Cardiac resynchronization therapy reduces death, HF hospitalization in patients with IVCD but not RBBB: Circulation
USA: Cardiac resynchronization therapy reduces heart failure hospitalization (HFH) or death in intraventricular conduction delay (IVCD) but not right bundle branch block (RBBB), indicating that the two conditions should not be lumped together, findings from a meta-analysis have shown.
The study, published in the journal, Circulation, found that in patients with IVCD or left bundle branch block (LBBB), cardiac resynchronization therapy (CRT) helped outcomes but not for those with RBBB. The researchers suggest reconsidering aggregating RBBB and IVCD into a single "non-LBBB" category during patients' selection for CRT.

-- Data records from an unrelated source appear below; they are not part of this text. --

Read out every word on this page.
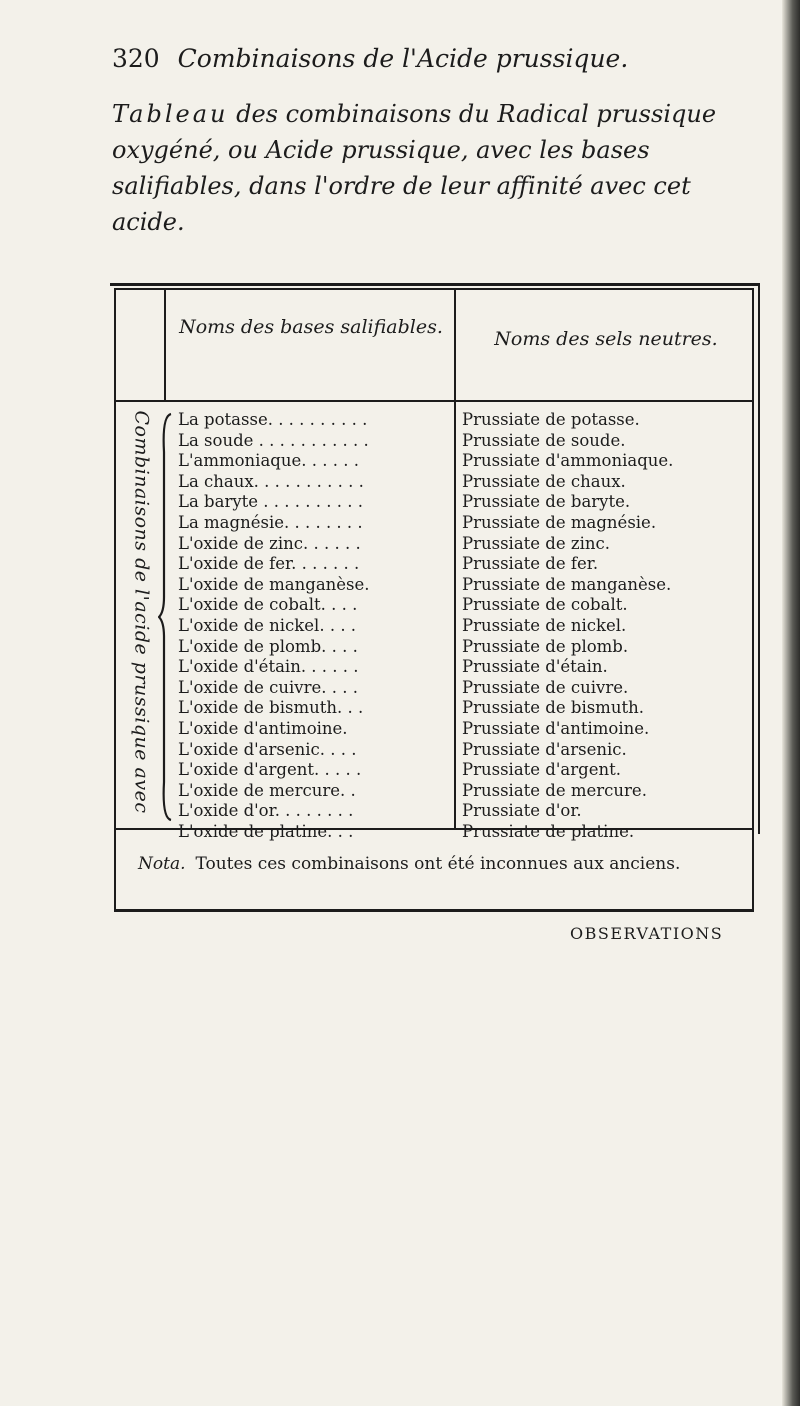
320 Combinaisons de l'Acide prussique.
Tableau des combinaisons du Radical prussique oxygéné, ou Acide prussique, avec les bases salifiables, dans l'ordre de leur affinité avec cet acide.
Noms des bases salifiables.
Noms des sels neutres.
Combinaisons de l'acide prussique avec La potasse. . . . . . . . . .
La soude . . . . . . . . . . .
L'ammoniaque. . . . . .
La chaux. . . . . . . . . . .
La baryte . . . . . . . . . .
La magnésie. . . . . . . .
L'oxide de zinc. . . . . .
L'oxide de fer. . . . . . .
L'oxide de manganèse.
L'oxide de cobalt. . . .
L'oxide de nickel. . . .
L'oxide de plomb. . . .
L'oxide d'étain. . . . . .
L'oxide de cuivre. . . .
L'oxide de bismuth. . .
L'oxide d'antimoine.
L'oxide d'arsenic. . . .
L'oxide d'argent. . . . .
L'oxide de mercure. .
L'oxide d'or. . . . . . . .
L'oxide de platine. . .
Prussiate de potasse.
Prussiate de soude.
Prussiate d'ammoniaque.
Prussiate de chaux.
Prussiate de baryte.
Prussiate de magnésie.
Prussiate de zinc.
Prussiate de fer.
Prussiate de manganèse.
Prussiate de cobalt.
Prussiate de nickel.
Prussiate de plomb.
Prussiate d'étain.
Prussiate de cuivre.
Prussiate de bismuth.
Prussiate d'antimoine.
Prussiate d'arsenic.
Prussiate d'argent.
Prussiate de mercure.
Prussiate d'or.
Prussiate de platine.
Nota. Toutes ces combinaisons ont été inconnues aux anciens.
OBSERVATIONS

The benefit from cardiac resynchronization therapy differs by QRS characteristics; individual randomized trials are underpowered to evaluate usefulness for relatively small subgroups. Daniel J Friedman from Duke University School of Medicine in Durham, NC, and colleagues analyzed patient-level data from pivotal CRT trials: MIRACLE, MIRACLE-ICD, MIRACLE-ICD II, REVERSE, RAFT, BLOCK-HF, MADIT-CRT, and COMPANION using Bayesian Hierarchical Weibull survival regression models.